The third table focuses on the appropriateness of SAVR or TAVR in patients with symptomatic severe AS (high or extreme surgical risk). BAV is offered as a palliative intervention or bridge to decision making. Details are provided to assist in assessment of risk versus benefit of interventions.

The fourth table presents AUC for patients with severe symptomatic AS with associated unrevascularized stable coronary artery disease. The scenarios are based on anatomical characterization. TAVR or SAVR with or without percutaneous coronary intervention and SAVR plus coronary artery bypass graft are recommended for these patients, depending on the clinical scenario.

The fifth table focuses on common scenarios in patients with severe symptomatic AS and other valve or ascending aortic pathology that may present clinical decision making challenges. The table lists six possible treatment options, depending on the specifics of each clinical scenario.

The appropriateness of aortic valve intervention to reduce the risk of major noncardiac surgery in patients with hemodynamically severe AS is addressed in the sixth table.

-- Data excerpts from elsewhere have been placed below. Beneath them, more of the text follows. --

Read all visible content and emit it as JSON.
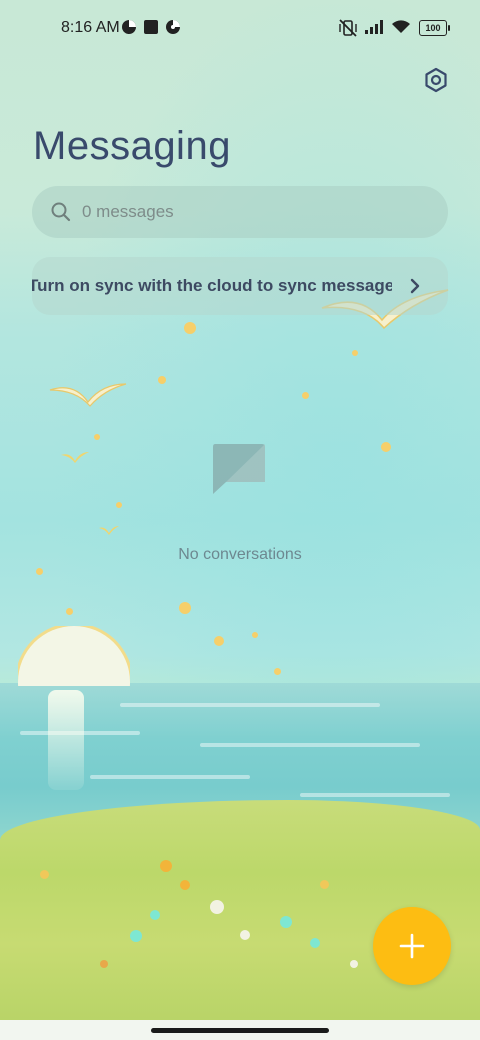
{
  "status_bar": {
    "time": "8:16 AM",
    "battery": "100"
  },
  "header": {
    "title": "Messaging",
    "settings_icon": "settings-hexagon-icon"
  },
  "search": {
    "placeholder": "0 messages",
    "icon": "search-icon"
  },
  "sync_banner": {
    "text": "Turn on sync with the cloud to sync messages",
    "icon": "chevron-right-icon"
  },
  "empty_state": {
    "icon": "message-placeholder-icon",
    "text": "No conversations"
  },
  "fab": {
    "icon": "plus-icon"
  },
  "colors": {
    "accent": "#fdbd12",
    "title": "#394a6c"
  }
}
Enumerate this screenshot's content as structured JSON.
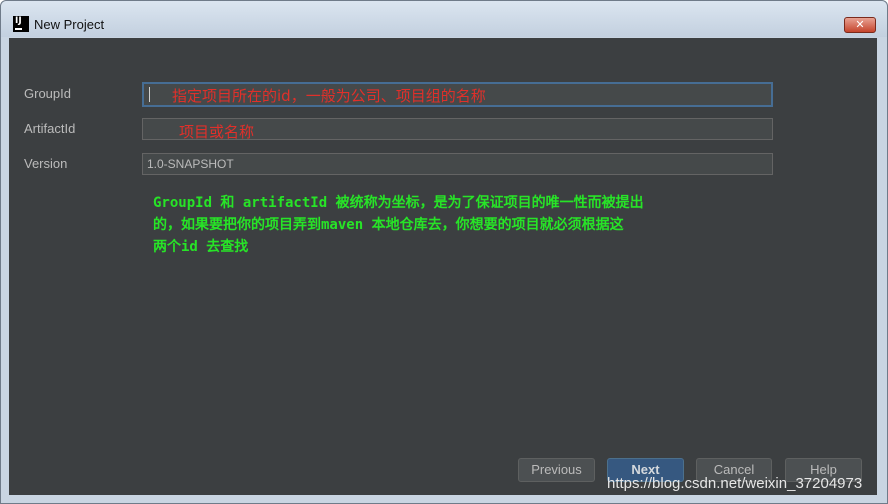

The main issues for managing these patients are whether major noncardiac surgery is elective or urgent and whether the severe AS is symptomatic or asymptomatic.

The seventh table focuses on patients who are symptomatic due to failing aortic bioprostheses. Although surgery has been the only treatment option in this scenario, some transcatheter valve technologies have recently been approved for high or extremely high surgical risk patients.

This AUC report is intended to inform decision making, improve the quality of patient care and assist education initiatives. The authors emphasize the importance of clinical judgement and practice experience in determining the best options for individual patients. “As advances in technology and evidence-based medicine occur rapidly, and future studies of implementation of these criteria for severe AS are conducted, we expect further areas of exploration and elaboration to be identified,” the authors concluded.